I waited until about 9:30PM until Orion rose out of the mucky light pollution. My target was for three minute exposures, for about an hour's worth of data. However, my scope had other plans! :-( After a night of behaving nicely, it began an RA drift on it's own, maybe half a degree or so every four or five seconds. I could not understand why the scope was doing this. The motor was making some odd noises, and the amp meter fluctuated ever so slightly as the scope went on its merry way. Very strange.
So, I only managed to capture two three minute frames. In the raw data, the light pollution is still highly evident. You can see it in the final image below, with the lighter shade of darkness at the right of the image. I think that unless I buy a fancy filter, imaging at the usual, local spot is now out of the question.
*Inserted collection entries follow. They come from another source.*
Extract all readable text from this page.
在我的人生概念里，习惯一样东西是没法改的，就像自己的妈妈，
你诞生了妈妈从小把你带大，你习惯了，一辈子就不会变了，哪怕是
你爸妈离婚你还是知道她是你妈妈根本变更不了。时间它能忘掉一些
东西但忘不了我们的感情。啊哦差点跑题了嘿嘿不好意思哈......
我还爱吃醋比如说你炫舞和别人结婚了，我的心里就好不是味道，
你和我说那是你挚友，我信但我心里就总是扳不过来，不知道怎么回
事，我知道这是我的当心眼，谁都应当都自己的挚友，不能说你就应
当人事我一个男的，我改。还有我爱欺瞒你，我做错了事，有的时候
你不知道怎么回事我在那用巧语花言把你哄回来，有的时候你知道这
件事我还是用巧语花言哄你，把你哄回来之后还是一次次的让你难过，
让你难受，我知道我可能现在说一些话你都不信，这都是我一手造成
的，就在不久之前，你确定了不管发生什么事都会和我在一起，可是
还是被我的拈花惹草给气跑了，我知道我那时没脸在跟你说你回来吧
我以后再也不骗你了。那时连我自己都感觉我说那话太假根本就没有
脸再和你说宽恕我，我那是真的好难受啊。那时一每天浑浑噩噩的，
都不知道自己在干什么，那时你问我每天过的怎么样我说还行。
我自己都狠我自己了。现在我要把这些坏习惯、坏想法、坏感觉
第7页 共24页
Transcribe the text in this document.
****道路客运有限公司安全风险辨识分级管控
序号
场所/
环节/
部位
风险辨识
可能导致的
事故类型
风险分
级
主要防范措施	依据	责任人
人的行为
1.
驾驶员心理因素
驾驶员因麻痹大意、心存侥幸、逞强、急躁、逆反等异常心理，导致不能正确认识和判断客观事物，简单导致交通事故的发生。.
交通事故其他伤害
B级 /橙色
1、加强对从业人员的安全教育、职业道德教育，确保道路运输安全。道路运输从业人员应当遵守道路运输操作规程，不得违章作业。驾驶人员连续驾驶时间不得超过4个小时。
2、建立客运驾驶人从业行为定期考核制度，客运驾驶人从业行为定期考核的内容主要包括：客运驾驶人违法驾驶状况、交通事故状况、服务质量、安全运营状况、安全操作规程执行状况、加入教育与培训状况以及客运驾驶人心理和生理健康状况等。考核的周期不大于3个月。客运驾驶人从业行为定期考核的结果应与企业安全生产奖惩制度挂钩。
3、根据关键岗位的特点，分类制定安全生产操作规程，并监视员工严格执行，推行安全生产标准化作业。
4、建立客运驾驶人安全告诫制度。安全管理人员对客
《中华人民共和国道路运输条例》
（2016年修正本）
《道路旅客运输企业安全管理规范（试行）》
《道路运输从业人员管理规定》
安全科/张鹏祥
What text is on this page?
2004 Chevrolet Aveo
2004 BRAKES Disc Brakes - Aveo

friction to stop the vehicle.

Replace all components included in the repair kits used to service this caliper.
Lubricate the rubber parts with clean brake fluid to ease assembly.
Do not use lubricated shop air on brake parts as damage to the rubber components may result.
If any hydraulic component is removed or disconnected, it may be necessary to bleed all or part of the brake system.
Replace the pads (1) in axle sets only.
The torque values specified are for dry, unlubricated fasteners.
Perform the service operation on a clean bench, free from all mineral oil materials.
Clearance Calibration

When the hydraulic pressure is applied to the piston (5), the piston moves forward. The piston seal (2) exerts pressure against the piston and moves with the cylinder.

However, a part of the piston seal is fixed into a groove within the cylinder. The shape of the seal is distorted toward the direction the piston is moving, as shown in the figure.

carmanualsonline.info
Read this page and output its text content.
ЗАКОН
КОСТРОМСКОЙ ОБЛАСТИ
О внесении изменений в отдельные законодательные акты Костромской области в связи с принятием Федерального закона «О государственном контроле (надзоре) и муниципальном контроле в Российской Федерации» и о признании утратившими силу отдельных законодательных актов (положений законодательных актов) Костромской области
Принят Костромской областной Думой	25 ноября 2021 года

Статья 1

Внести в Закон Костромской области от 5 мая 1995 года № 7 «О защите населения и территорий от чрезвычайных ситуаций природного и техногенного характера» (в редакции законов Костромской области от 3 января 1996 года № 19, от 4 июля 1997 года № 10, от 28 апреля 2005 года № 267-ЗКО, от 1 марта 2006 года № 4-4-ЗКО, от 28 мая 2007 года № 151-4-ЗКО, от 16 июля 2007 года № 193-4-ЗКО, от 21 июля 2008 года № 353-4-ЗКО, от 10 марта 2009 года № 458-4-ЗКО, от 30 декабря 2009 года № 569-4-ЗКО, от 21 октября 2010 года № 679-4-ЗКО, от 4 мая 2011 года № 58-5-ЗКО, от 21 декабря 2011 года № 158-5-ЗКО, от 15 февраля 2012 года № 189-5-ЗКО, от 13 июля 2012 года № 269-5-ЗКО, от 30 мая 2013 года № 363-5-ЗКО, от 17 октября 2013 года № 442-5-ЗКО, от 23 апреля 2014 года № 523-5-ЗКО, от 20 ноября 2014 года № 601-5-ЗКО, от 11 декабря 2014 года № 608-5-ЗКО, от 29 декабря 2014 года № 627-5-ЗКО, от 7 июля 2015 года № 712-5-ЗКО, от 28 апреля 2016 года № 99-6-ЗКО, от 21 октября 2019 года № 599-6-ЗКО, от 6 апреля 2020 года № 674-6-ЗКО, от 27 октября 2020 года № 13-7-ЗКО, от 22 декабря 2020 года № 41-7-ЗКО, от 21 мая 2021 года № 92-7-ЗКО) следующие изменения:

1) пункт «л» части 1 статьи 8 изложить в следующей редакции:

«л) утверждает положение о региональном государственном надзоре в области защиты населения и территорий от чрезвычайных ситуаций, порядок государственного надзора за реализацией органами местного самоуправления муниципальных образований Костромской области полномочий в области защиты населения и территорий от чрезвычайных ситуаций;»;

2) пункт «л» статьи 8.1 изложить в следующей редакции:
Anyway, below is the resulting image. Better than my last attempt IMHO but it has a long way to go. The Running Man nebula is more pronounced, and the colors are a bit more vibrant.
- Nikon D40
- William Optics 66mm Petzval mounted atop Meade LX200 8" SCT with Milburn Wedge
- 2 * 3 min light frames @ ISO800
- 5 * flat frames
- 10 * bias frames
- 2 * dark frames
- Stacked in Deep Sky Stacker
- Auto Level adjustment in Photoshop
- Noise Reduction in NeatImage
I will need to spend some time determining my new LX200 issue. I really hope this isn't the start of another RA runaway issue. I can't afford to send it to California for repairs again!!!! In the meantime, my next outing will be a pure visual exercise. My Lightbridge needs to gather some photons and I need some time to back off the imaging and enjoy the night sky without doing it behind a camera.